The question of the position of the nobility and his surroundings towards Haan's person is interesting, especially in relation to Gusztav Szeberenyi, a colleague pastor, against whom he could only fight with his literary pen. Even Haan - paradoxically at the time - was criticized for Hungarianizing Slovaks in Bekescsaba. His mentioned double identity of a Slovak priest and a Hungarian historian is interesting. In the background, he compares the language of Upland and Lowland Slovaks, while, of course, associating with his own people: “… the Upland compatriots talk in such a flowery style and so arrogantly that when I left the church, I could hardly say what the sermon was about. And the common people, how can they grow through such dandified sermons? We, the Lowland parishioners, speak in a completely different way: popular so that everyone understands us. If we spoke like our Upland Brethren, the church would soon be empty» [Katona, Demmel 2016, 98]. The church is, of course, a holy place for him, nevertheless, he focuses his perspective on the technical achievements of the time (construction of the railway). His slightly ambivalent relationship to Matica slovenska - i.e. to the center of Hungarian Slavism and Pan-Slavs - is expressed by the idea that in the spirit of Narodne noviny, under the literary pretext, Matica pursues political goals and consistently evokes hatred towards the Hungarians. Haan notes that he is not ashamed to be a Slav, he knows all the Matica members, but “… I consider Christianity and religion to be a much more sublime idea than nationality» [Katona, Demmel 2016, 101]. However, he speaks out against national struggles, believes in a calmer future and in a global language that would be a scientific and communicative tool of all mankind. In his understanding, the Slavs have a historical mission: to complete a borderless Europe on the basis of mutual understanding. The executors should be pastors, who are first and foremost good Christians, then faithful Hungarian patriots and only then good Slovaks. Thus, (symbolically) a diamond can be created hidden in the desert, understood in his mind as a triune personality of the Lowlands.
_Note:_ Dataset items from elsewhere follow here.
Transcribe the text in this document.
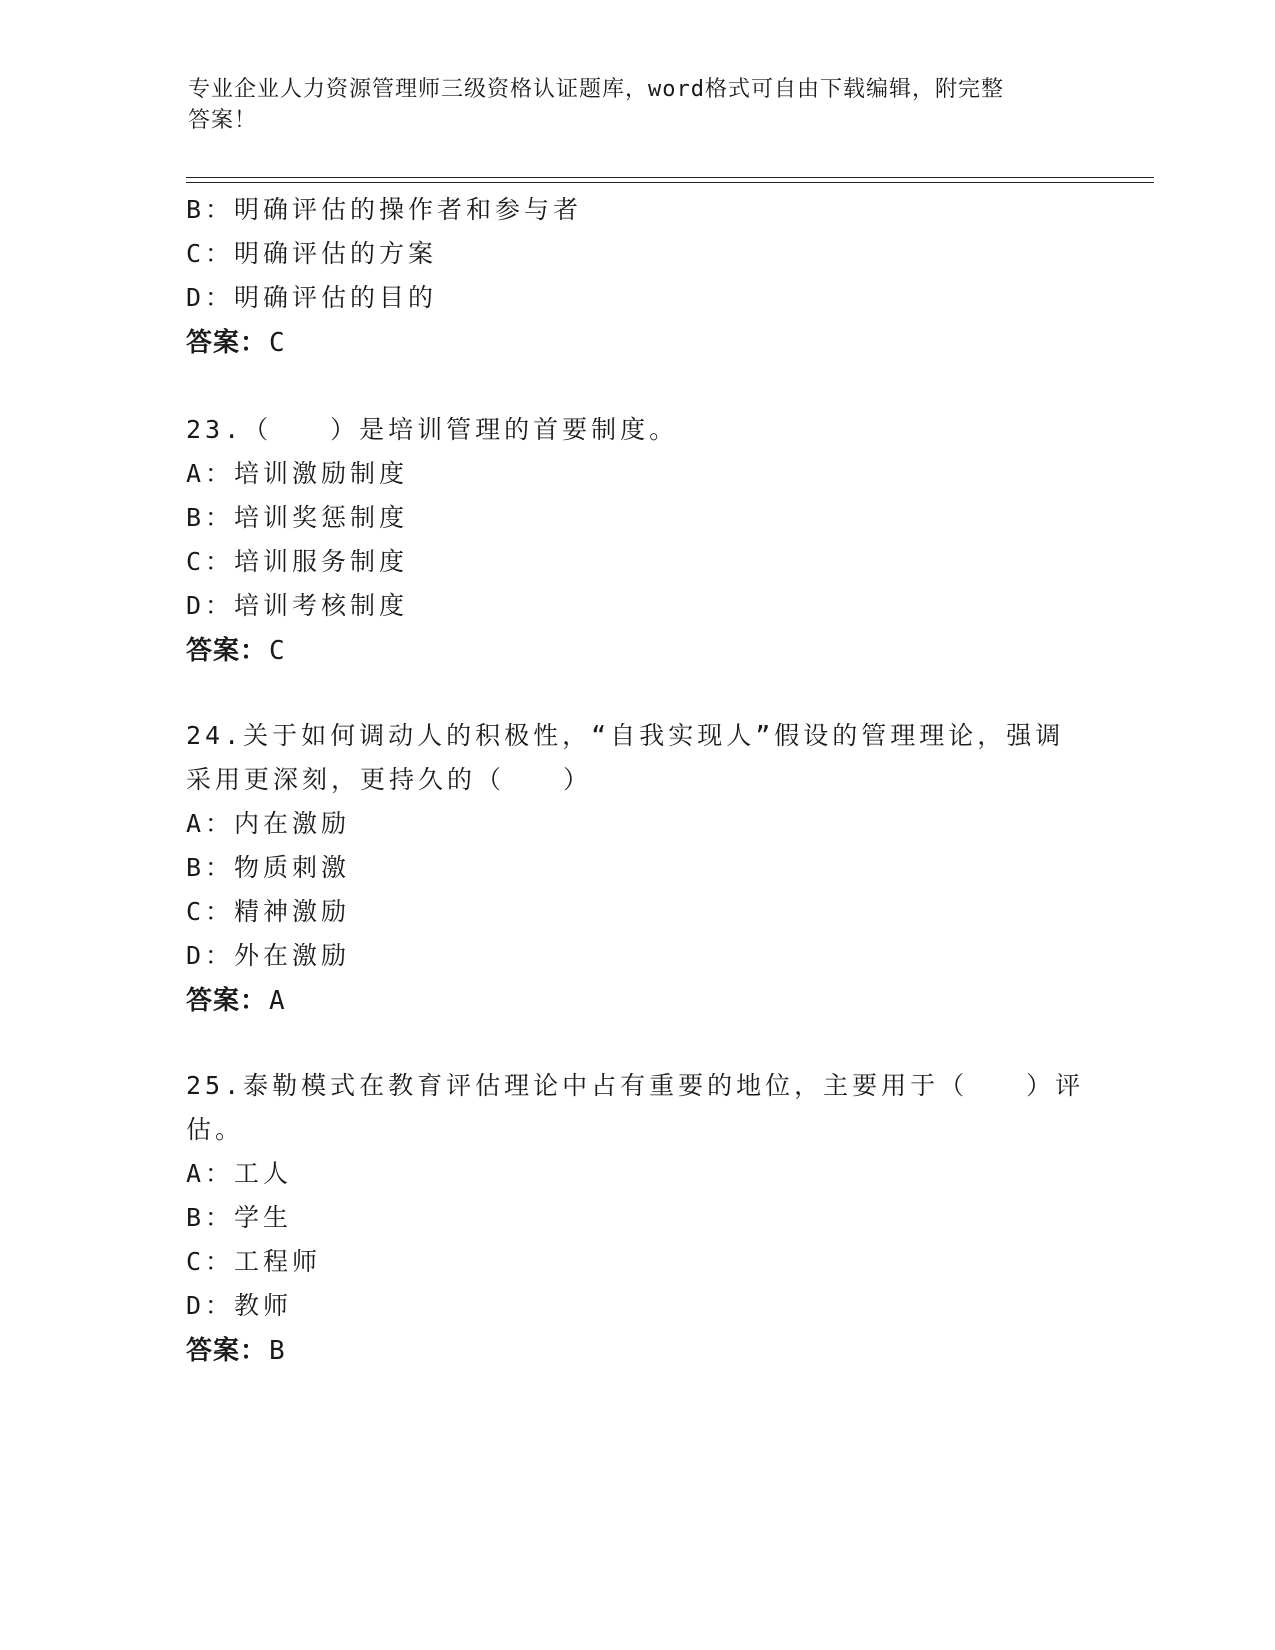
专业企业人力资源管理师三级资格认证题库，word格式可自由下载编辑，附完整
答案！
B：明确评估的操作者和参与者
C：明确评估的方案
D：明确评估的目的
答案：C
23.（　　）是培训管理的首要制度。
A：培训激励制度
B：培训奖惩制度
C：培训服务制度
D：培训考核制度
答案：C
24.关于如何调动人的积极性，“自我实现人”假设的管理理论，强调
采用更深刻，更持久的（　　）
A：内在激励
B：物质刺激
C：精神激励
D：外在激励
答案：A
25.泰勒模式在教育评估理论中占有重要的地位，主要用于（　　）评
估。
A：工人
B：学生
C：工程师
D：教师
答案：B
The most significant and most important work of Haan - intended for Slovaks and the only one written in Slovak - is his “Pamatnosti Bekes-Cabianske» (Memoirs from Bekes-Csaba - 1866; 82 pages). The Hungarian version, which was also published in Pest in the same year, is not a complete copy of the Slovak text. It is a typical example of the genre - a biography of the city, which flourished in Hungary, especially at the end of the 19th century. Haan handles historical facts very well in the text; records the history and civilizational activity of the Slovaks from Bekescsaba (1717-1866).